Edebiyat Gazetesi'nin on üçüncü sayısında yayımlanan Binnaz Deniz Yıldız'ın yazısını paylaşıyoruz.

Binnaz Deniz Yıldız

Ağrılıydı tüm istasyonlar, uyku mahmurluğu ve şeritlerin kıvrak hükmünde

Bomboş bir odanın yalnızlığı kadar kinayeli,  yanlış ve de

Kimsenin kimseyi öpmediği göğsünden, açmadığı yaralarını bir diğerine!
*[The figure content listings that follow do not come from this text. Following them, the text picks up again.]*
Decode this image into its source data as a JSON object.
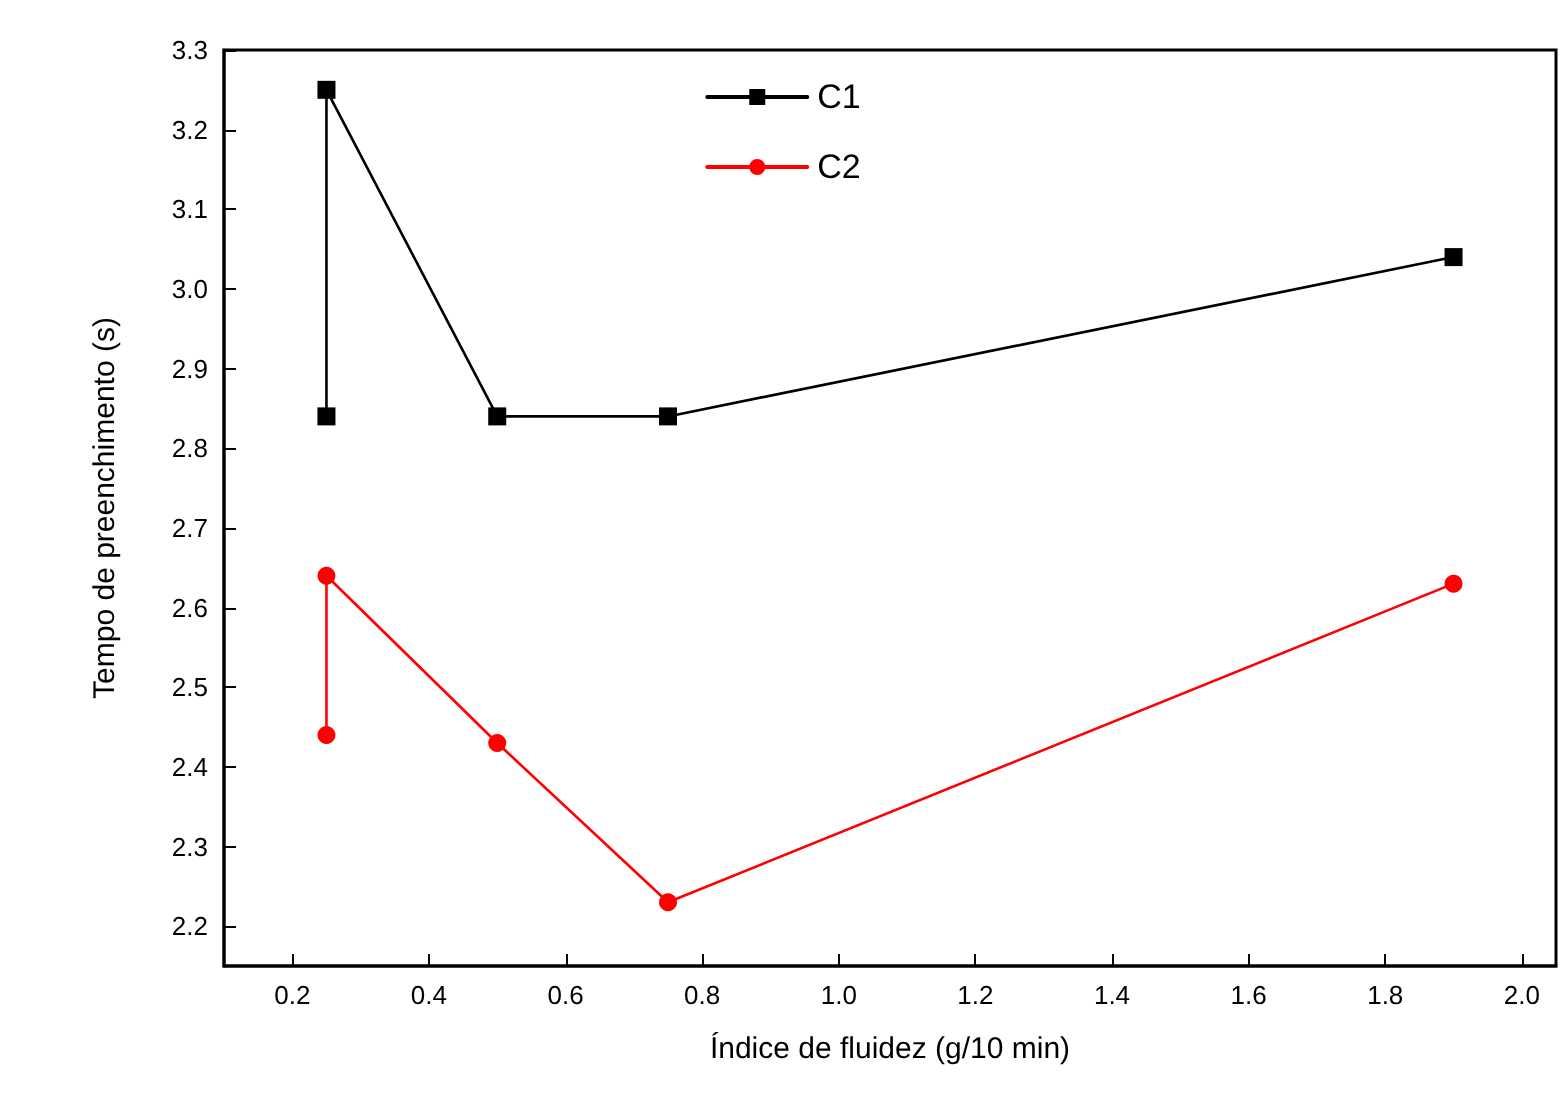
{
  "chart_data": {
    "type": "line",
    "xlabel": "Índice de fluidez (g/10 min)",
    "ylabel": "Tempo de preenchimento (s)",
    "xlim": [
      0.1,
      2.05
    ],
    "xticks": [
      0.2,
      0.4,
      0.6,
      0.8,
      {
        "value": 1,
        "label": "1.0"
      },
      1.2,
      1.4,
      1.6,
      1.8,
      {
        "value": 2,
        "label": "2.0"
      }
    ],
    "ylim": [
      2.15,
      3.3
    ],
    "yticks": [
      2.2,
      2.3,
      2.4,
      2.5,
      2.6,
      2.7,
      2.8,
      2.9,
      {
        "value": 3,
        "label": "3.0"
      },
      3.1,
      3.2,
      3.3
    ],
    "grid": false,
    "legend": "top",
    "line_style": "solid",
    "series": [
      {
        "name": "C1",
        "color": "#000000",
        "marker": "square",
        "x": [
          0.25,
          0.25,
          0.5,
          0.75,
          1.9
        ],
        "values": [
          2.84,
          3.25,
          2.84,
          2.84,
          3.04
        ]
      },
      {
        "name": "C2",
        "color": "#ff0000",
        "marker": "circle",
        "x": [
          0.25,
          0.25,
          0.5,
          0.75,
          1.9
        ],
        "values": [
          2.44,
          2.64,
          2.43,
          2.23,
          2.63
        ]
      }
    ]
  }
}
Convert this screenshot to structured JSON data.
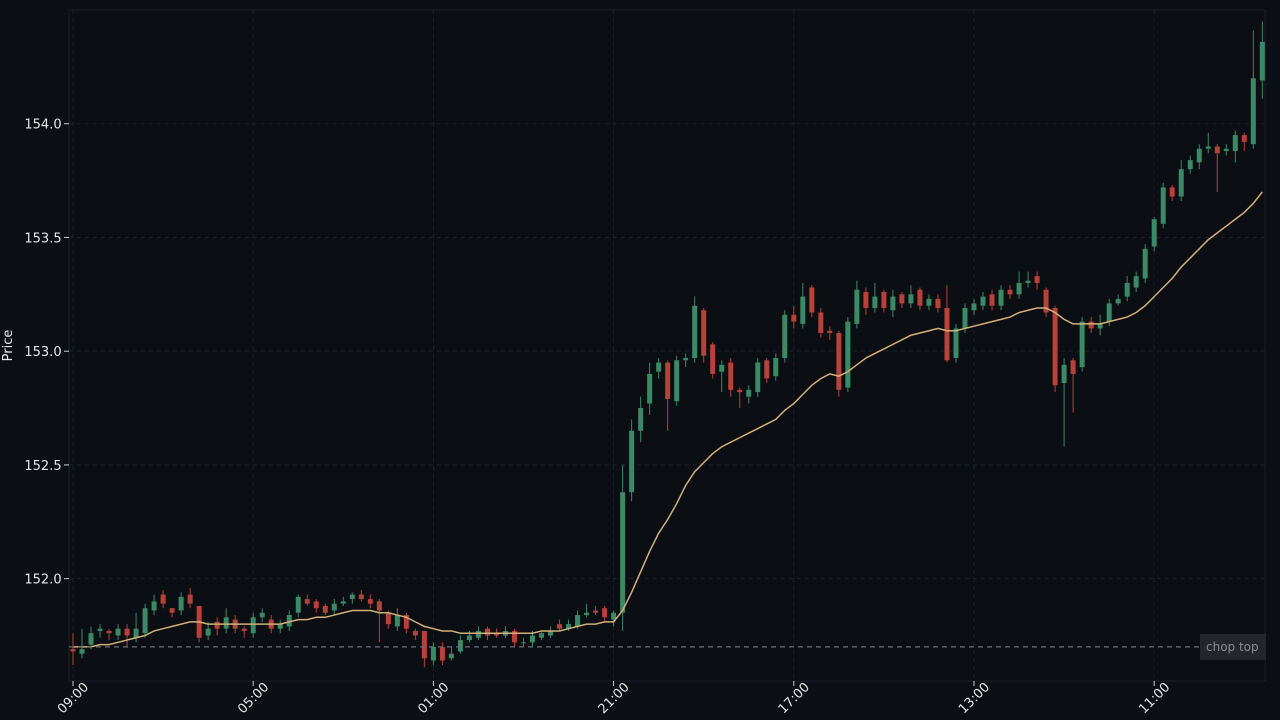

Şehirler biliyor çatlayan sesimi, suyu boyuna kesen

Rüzgârın tuhaf ironik ağırlığında simetrisiz bir resim…

Bipolar özlemler çekiyorum kılı kırk yararcasına-aynı resmi ölçüyorum bir defadan biri çıkarıp

Hangi geminin kaptanıyım eksik boyalarla kendimi çizen? 

Biliyorum sadece bilmenin yetmediğini “var olmak için”

Bir fare kapanında doğurdum böbreğimi-birleştiren Akdeniz ile Nil’i-kırılan

böbreğim değil kazanı alanı-sözcüklerin kirlendiği

Çıkarılan kalbim kırk bin yıllık metafordan-gemiler yüklüyor gözlerimi-yok artık panzehirim!

Bir istasyon-bir kadın-durmadan dönen çark- kadının adını bilmediği

Asılıyor ağaçlara dişliler –topladım saatleri-eriyor zaman metal çözelti

Saçlarım Venüs-kollarım veba-ilaç yok ve de dünya-düştü pıhtı sokaklara

Kara bir gece bu, göktaşı altında, sus dilinde karaborsa!